Nightingale was a Munyoro, if you disagree go argue with your mother

Author: Daniel K Kalinaki. PHOTO/FILE. 

What you need to know:

  • Leaders who believe that others are innately smarter or pre-destined to be better, will continue to ask for donations of vaccines.

School children in Uganda, and indeed in many countries across Africa, are taught about an amazing woman called Florence Nightingale. If you google her name, it appears alongside such luminaries as Marie Curie and Mother Teresa, and not surprisingly; the ‘lady with the lamp’, as she was fondly referred to, is considered the mother of nursing. 

Her exploits arose in the Crimean War fought in the Ottoman Empire between October 1853 and February 1856. Soldiers were more likely to die in hospitals where they were receiving treatment for their wounds, than from the war front itself, due to the poor hygiene that led to infections. Ms Nightingale became a folklore heroine by improving sanitation in the wards, reducing infections and the mortality rate of injured soldiers. 

What school children in Uganda, and indeed in many countries across Africa, aren’t taught is that as early as the 1600s medical workers in Bunyoro Kitara kingdom and doubtless in other kingdoms of the day, had already discovered the perils of poor hygiene and sanitation to recuperating patients.  

Thus as they conducted their surgical procedures, from basic sewing up of wounds to caesarean section deliveries, they sanitised the tools of their trade by putting them in fire to kill germs and stop them from spreading from one patient to another. 
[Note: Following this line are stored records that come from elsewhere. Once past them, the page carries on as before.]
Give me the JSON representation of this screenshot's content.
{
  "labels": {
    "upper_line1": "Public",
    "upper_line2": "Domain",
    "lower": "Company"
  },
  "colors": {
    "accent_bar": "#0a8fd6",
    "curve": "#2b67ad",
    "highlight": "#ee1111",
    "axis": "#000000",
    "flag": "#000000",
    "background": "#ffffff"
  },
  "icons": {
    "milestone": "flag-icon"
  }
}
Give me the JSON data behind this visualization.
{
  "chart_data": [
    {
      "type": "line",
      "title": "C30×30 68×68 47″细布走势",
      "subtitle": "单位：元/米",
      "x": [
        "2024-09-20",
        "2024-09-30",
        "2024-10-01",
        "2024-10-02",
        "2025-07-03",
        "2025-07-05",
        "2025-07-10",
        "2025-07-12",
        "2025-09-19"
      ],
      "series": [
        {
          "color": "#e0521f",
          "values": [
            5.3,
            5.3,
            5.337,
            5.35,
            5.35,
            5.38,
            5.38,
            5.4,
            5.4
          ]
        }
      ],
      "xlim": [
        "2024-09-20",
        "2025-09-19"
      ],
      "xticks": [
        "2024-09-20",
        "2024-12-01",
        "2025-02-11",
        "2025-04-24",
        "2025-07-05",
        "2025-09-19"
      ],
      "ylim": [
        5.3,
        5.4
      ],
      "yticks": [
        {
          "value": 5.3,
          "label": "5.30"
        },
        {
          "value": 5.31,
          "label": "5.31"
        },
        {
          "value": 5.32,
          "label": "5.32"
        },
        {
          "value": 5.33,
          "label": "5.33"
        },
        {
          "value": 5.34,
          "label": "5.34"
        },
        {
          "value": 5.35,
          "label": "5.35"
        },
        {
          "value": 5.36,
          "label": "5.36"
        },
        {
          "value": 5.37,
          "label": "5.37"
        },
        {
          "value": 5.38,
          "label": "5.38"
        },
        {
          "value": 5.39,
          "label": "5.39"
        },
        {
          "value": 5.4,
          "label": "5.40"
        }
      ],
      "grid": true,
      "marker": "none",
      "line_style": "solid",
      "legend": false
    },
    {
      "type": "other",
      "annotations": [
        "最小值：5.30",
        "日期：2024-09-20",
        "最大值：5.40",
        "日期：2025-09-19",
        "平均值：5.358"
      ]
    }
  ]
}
That history does not honour the medicine men and women of ancient African kingdoms but does so for those who stumbled or borrowed over similar knowledge hundreds of years later, can be explained away by cultural violence in pedagogy and epistemology (we can take a  brief google break here). What is inexplicable is that half a millennium later, the entire African race and continent is waiting on the generosity of foreign nations in order to access the vaccine against the coronavirus disease. To the best of my knowledge, none of the 54 African countries has been able to create, manufacture or even reverse-engineer a vaccine as an antidote to the pandemic.

One might argue that the sudden emergence of this particular strain of the coronavirus and the unprecedented sums of money thrown at vaccine development was always going to give Western nations a head-start. But there are at least two counter arguments to that.

The first is that Africa has a long and painful history of disease and disease-causing germs that thrive in our hot and humid environs. Malaria, Ebola, HIV,  Zika, et cetera have been public health emergencies across the continent; the logical deduction is that we should have become experts at understanding and fighting viruses, including building the capacity to produce vaccines and cures.  The second, and perhaps most important reason, is that we have been conditioned to outsource our agency to outsiders, be they former colonial masters, or even multilateral organisations. 

Pick an African leader at random and ask them about the best infantry fighting vehicle or medium-range attack helicopter and they will probably chalk off the specs off-head, including prices, suppliers and delivery times.  Then ask about the cost of a high-end medical laboratory, pharmaceutical plant or ways in which intellectual property laws need to be rewritten to allow generic production of medicines and you are likely to trigger sharp and sudden dental cavities whose pain deters the production of any answers.  This reflects a generational problem, of leaders stuck in past thinking in which threat assessments prioritise traditional risks, such as attacks from neighbouring states or unhappy natives in a distant enclave. 

But it also reflects a failure to appreciate that there was a time Africans had cutting-edge technology and knowledge, and the need to reinvent and reinvest in that capacity. A leader who knows that his people once had superior medical knowledge is more likely to find ways to rediscover that culture of innovation and self-sufficiency. This might involve ‘borrowing back better’ technology and knowledge that have since been lost to or advanced by others. 

 This is what Asian countries, with whom we shared poverty and now import from, are doing. Leaders who believe that others are innately smarter or pre-destined to be better, will continue to ask for donations of vaccines. 

 To reimagine the present and future world, our leaders must remember that the original Florence Nightingale was a Munyoro, Muganda, or Ndebele – and tell anyone who disagrees to go and argue with their mother.

Mr Kalinaki is a journalist and  poor man’s freedom fighter.